Pemeriksaan cairan otak bila terdapat indikasi.
- Pemeriksaan pencitraan otak
Pemeriksaan ini berperan untuk menunjang diagnosis,
menentukan beratnya penyakit serta prognosis. Computed
Tomography (CT) – Scan atau Metabolic Resonance Imaging
28
(MRI) dapat mendeteksi adanya kelainan struktural sedangkan
Positron Emission Tomography (PET) dan Single Photon
Emission Tomography (SPECT) digunakan untuk mendeteksi
pemeriksaan fungsional. MRI menunjukkan kelainan struktur
hipokampus secara jelas dan berguna untuk membedakan
demensia alzheimer dengan demensia vaskular pada stadium
awal.
- Pemeriksaan Elektroensefalografi (EEG)
Pemeriksaan EEG tidak menunjukkan adanya kelainan yang
spesifik. Pada stadium lanjut ditemukan adanya perlambatan
umum dan kompleks secara periodik.
- Pemeriksaan Genetika
Apolipoprotein E (APOE) adalah suatu protein pengangkut lipid
polimorfik yang memiliki 3 allel yaitu epsilon 2, epsilon 3, dan
epsilon 4. Setiap allel mengkode bentuk APOE yang berbeda.
Meningkatnya frekuensi epsilon 4 diantara penyandang
demensia Alzheimer tipe awitan lambat atau tipe sporadik
menjadikan genotif APOE epsilon 4 sebagai penanda untuk
demensia. (Asosiasi Alzheimer Indonesia, 2003).
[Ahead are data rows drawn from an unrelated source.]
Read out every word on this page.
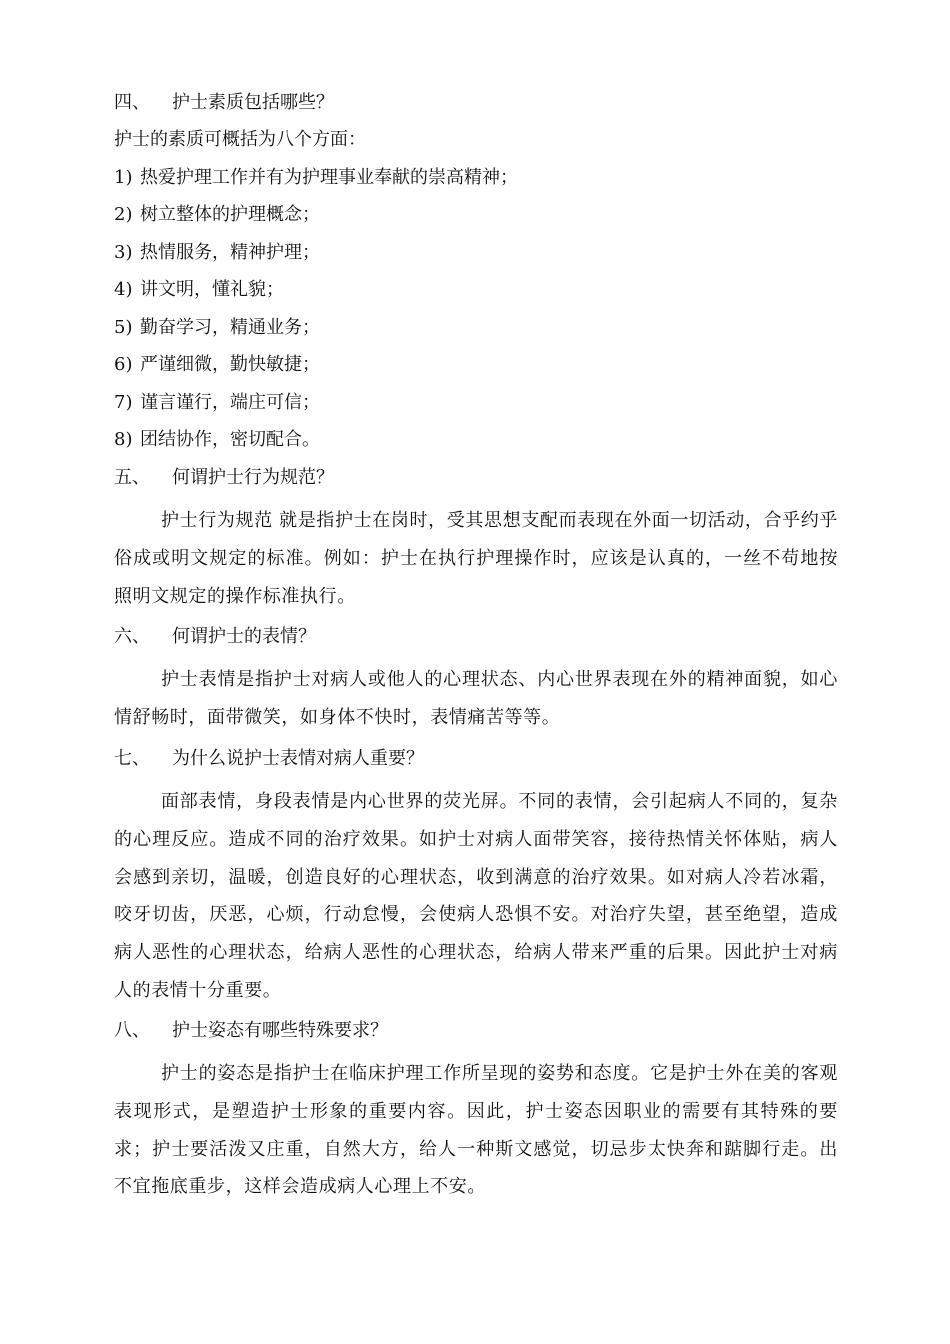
四、 护士素质包括哪些？
护士的素质可概括为八个方面：
1) 热爱护理工作并有为护理事业奉献的崇高精神；
2) 树立整体的护理概念；
3) 热情服务，精神护理；
4) 讲文明，懂礼貌；
5) 勤奋学习，精通业务；
6) 严谨细微，勤快敏捷；
7) 谨言谨行，端庄可信；
8) 团结协作，密切配合。
五、 何谓护士行为规范？
护士行为规范 就是指护士在岗时，受其思想支配而表现在外面一切活动，合乎约乎俗成或明文规定的标准。例如：护士在执行护理操作时，应该是认真的，一丝不苟地按照明文规定的操作标准执行。
六、 何谓护士的表情？
护士表情是指护士对病人或他人的心理状态、内心世界表现在外的精神面貌，如心情舒畅时，面带微笑，如身体不快时，表情痛苦等等。
七、 为什么说护士表情对病人重要？
面部表情，身段表情是内心世界的荧光屏。不同的表情，会引起病人不同的，复杂的心理反应。造成不同的治疗效果。如护士对病人面带笑容，接待热情关怀体贴，病人会感到亲切，温暖，创造良好的心理状态，收到满意的治疗效果。如对病人冷若冰霜，咬牙切齿，厌恶，心烦，行动怠慢，会使病人恐惧不安。对治疗失望，甚至绝望，造成病人恶性的心理状态，给病人恶性的心理状态，给病人带来严重的后果。因此护士对病人的表情十分重要。
八、 护士姿态有哪些特殊要求？
护士的姿态是指护士在临床护理工作所呈现的姿势和态度。它是护士外在美的客观表现形式，是塑造护士形象的重要内容。因此，护士姿态因职业的需要有其特殊的要求；护士要活泼又庄重，自然大方，给人一种斯文感觉，切忌步太快奔和踮脚行走。出不宜拖底重步，这样会造成病人心理上不安。
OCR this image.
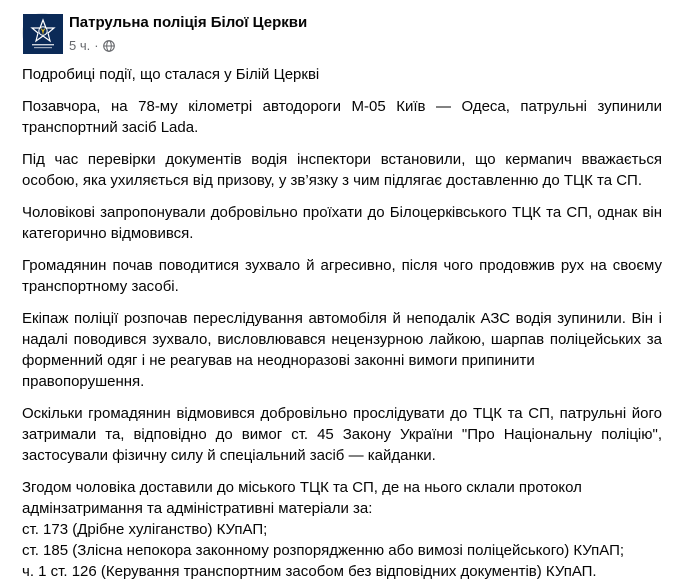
Патрульна поліція Білої Церкви
5 ч. ·
Подробиці події, що сталася у Білій Церкві
Позавчора, на 78-му кілометрі автодороги М-05 Київ — Одеса, патрульні зупинили
транспортний засіб Lada.
Під час перевірки документів водія інспектори встановили, що кермanич вважається
особою, яка ухиляється від призову, у зв’язку з чим підлягає доставленню до ТЦК та СП.
Чоловікові запропонували добровільно проїхати до Білоцерківського ТЦК та СП, однак він
категорично відмовився.
Громадянин почав поводитися зухвало й агресивно, після чого продовжив рух на своєму
транспортному засобі.
Екіпаж поліції розпочав переслідування автомобіля й неподалік АЗС водія зупинили. Він і
надалі поводився зухвало, висловлювався нецензурною лайкою, шарпав поліцейських за
форменний одяг і не реагував на неодноразові законні вимоги припинити
правопорушення.
Оскільки громадянин відмовився добровільно прослідувати до ТЦК та СП, патрульні його
затримали та, відповідно до вимог ст. 45 Закону України "Про Національну поліцію",
застосували фізичну силу й спеціальний засіб — кайданки.
Згодом чоловіка доставили до міського ТЦК та СП, де на нього склали протокол
адмінзатримання та адміністративні матеріали за:
ст. 173 (Дрібне хуліганство) КУпАП;
ст. 185 (Злісна непокора законному розпорядженню або вимозі поліцейського) КУпАП;
ч. 1 ст. 126 (Керування транспортним засобом без відповідних документів) КУпАП.
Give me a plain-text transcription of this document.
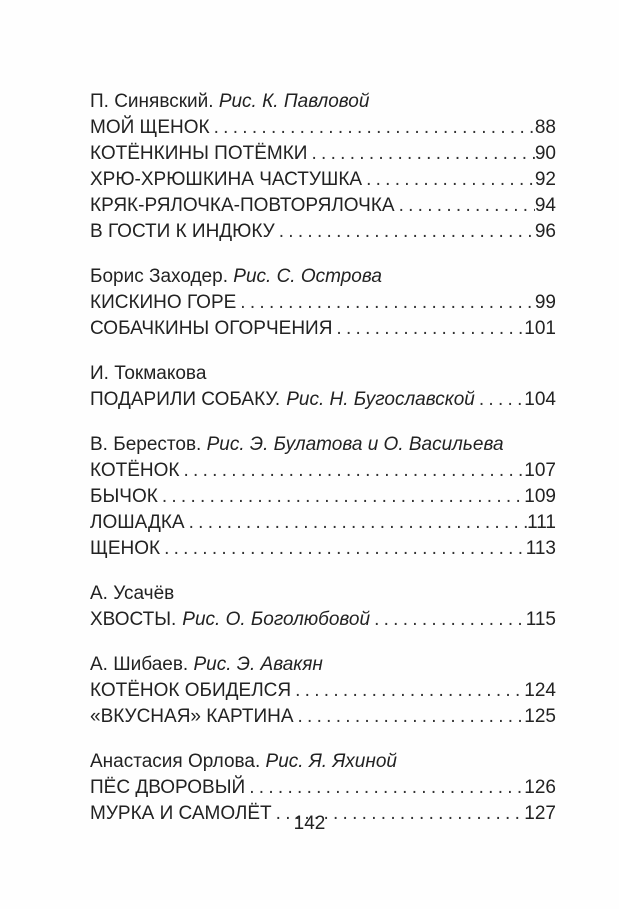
П. Синявский. Рис. К. Павловой
МОЙ ЩЕНОК . . .	88
КОТЁНКИНЫ ПОТЁМКИ . . .	90
ХРЮ-ХРЮШКИНА ЧАСТУШКА . . .	92
КРЯК-РЯЛОЧКА-ПОВТОРЯЛОЧКА . . .	94
В ГОСТИ К ИНДЮКУ . . .	96
Борис Заходер. Рис. С. Острова
КИСКИНО ГОРЕ . . .	99
СОБАЧКИНЫ ОГОРЧЕНИЯ . . .	101
И. Токмакова
ПОДАРИЛИ СОБАКУ. Рис. Н. Бугославской . . .	104
В. Берестов. Рис. Э. Булатова и О. Васильева
КОТЁНОК . . .	107
БЫЧОК . . .	109
ЛОШАДКА . . .	111
ЩЕНОК . . .	113
А. Усачёв
ХВОСТЫ. Рис. О. Боголюбовой . . .	115
А. Шибаев. Рис. Э. Авакян
КОТЁНОК ОБИДЕЛСЯ . . .	124
«ВКУСНАЯ» КАРТИНА . . .	125
Анастасия Орлова. Рис. Я. Яхиной
ПЁС ДВОРОВЫЙ . . .	126
МУРКА И САМОЛЁТ . . .	127
142
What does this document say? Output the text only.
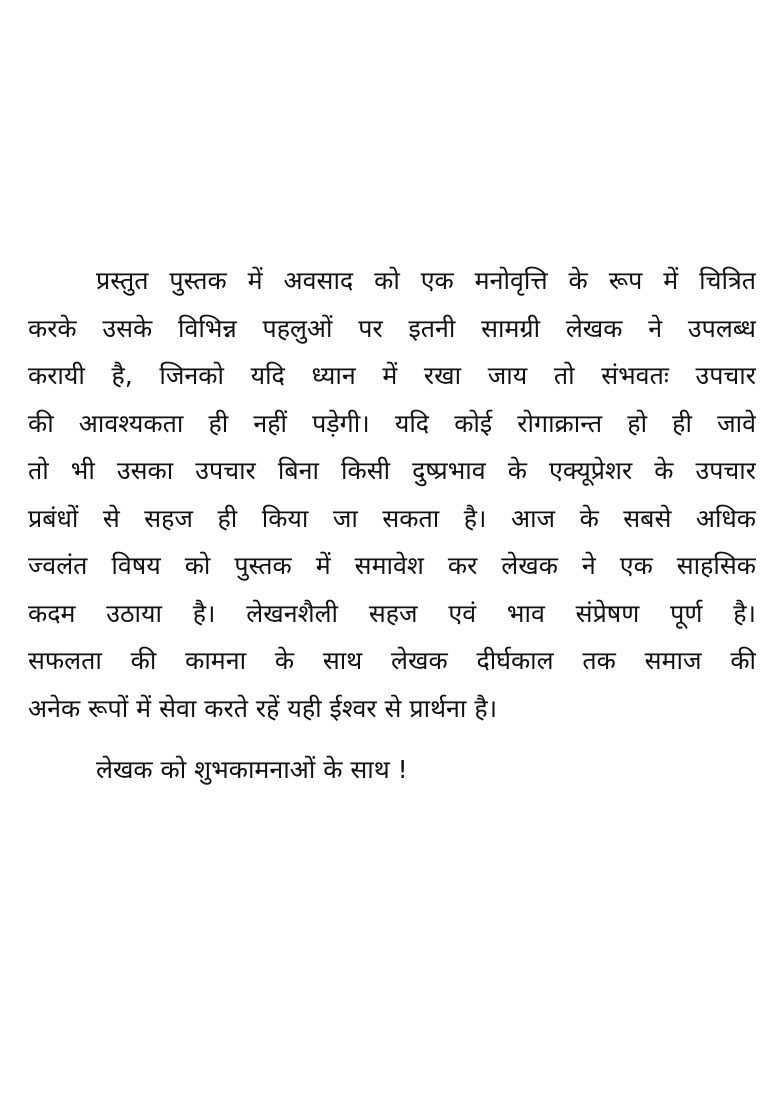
प्रस्तुत पुस्तक में अवसाद को एक मनोवृत्ति के रूप में चित्रित
करके उसके विभिन्न पहलुओं पर इतनी सामग्री लेखक ने उपलब्ध
करायी है, जिनको यदि ध्यान में रखा जाय तो संभवतः उपचार
की आवश्यकता ही नहीं पड़ेगी। यदि कोई रोगाक्रान्त हो ही जावे
तो भी उसका उपचार बिना किसी दुष्प्रभाव के एक्यूप्रेशर के उपचार
प्रबंधों से सहज ही किया जा सकता है। आज के सबसे अधिक
ज्वलंत विषय को पुस्तक में समावेश कर लेखक ने एक साहसिक
कदम उठाया है। लेखनशैली सहज एवं भाव संप्रेषण पूर्ण है।
सफलता की कामना के साथ लेखक दीर्घकाल तक समाज की
अनेक रूपों में सेवा करते रहें यही ईश्वर से प्रार्थना है।
लेखक को शुभकामनाओं के साथ !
- Mini Mental State Examination (MMSE)
Pemeriksaan demensia dapat menggunakan Mini Mental State
Examination (MMSE) yang merupakan gold standar untuk
diagnosis demensia. Pemeriksaan neuropsikologi ini pertama kali
diperkenalkan oleh Folstein pada tahun 1975. Pemeriksaan ini
mudah dikerjakan dan membutuhkan waktu yang relatif singkat
yaitu antara lima sampai sepuluh menit yang mencakup penilaian
orientasi, registrasi, perhatian dan kalkulasi, mengingat kembali
serta bahasa.
Pasien dinilai secara kuantitatif pada fungsi- fungsi tersebut dengan
nilai sempurna adalah 30. Pemeriksaan MMSE dapat digunakan
secara luas sebagai pemeriksaan yang sederhana dan cepat untuk
29
mencari kemungkinan munculnya defisit kognitif sebagai tanda
demensia (Kaplan & Sadock, 2007).
Pemeriksaan ini juga digunakan secara luas pada praktik klinis
sebagai instrumen skrining kognitif yang telah dibuktikan dalam
studi National Institute of Mental Health yang menyebutkan bahwa
MMSE sebagai penilai fungsi kognitif yang direkomendasikan
untuk kriteria diagnosis penyakit Alzheimer dan dikembangkan oleh
National Institute of Neurological and Communication Disorders &
Stroke and the Alzheimer’s Disease & Related Disordes Association
(Zulsita, Arni, 2011 cit McKhann et al, 1984).
Menurut Folstein (1990), interpretasi MMSE didasarkan pada skor
yang diperoleh pada saat pemeriksaan:
- Skor 27-30 diinterpretasikan sebagai fungsi kognitif normal,
- Skor 21-26 diinterpretasikan sebagai gangguan fungsi kognitif ringan
- Skor 10-20 diinterpretasikan sebagai gangguan fungsi kognitif sedang
- Skor < 10 diinterpretasikan sebagai gangguan fungsi kognitif berat.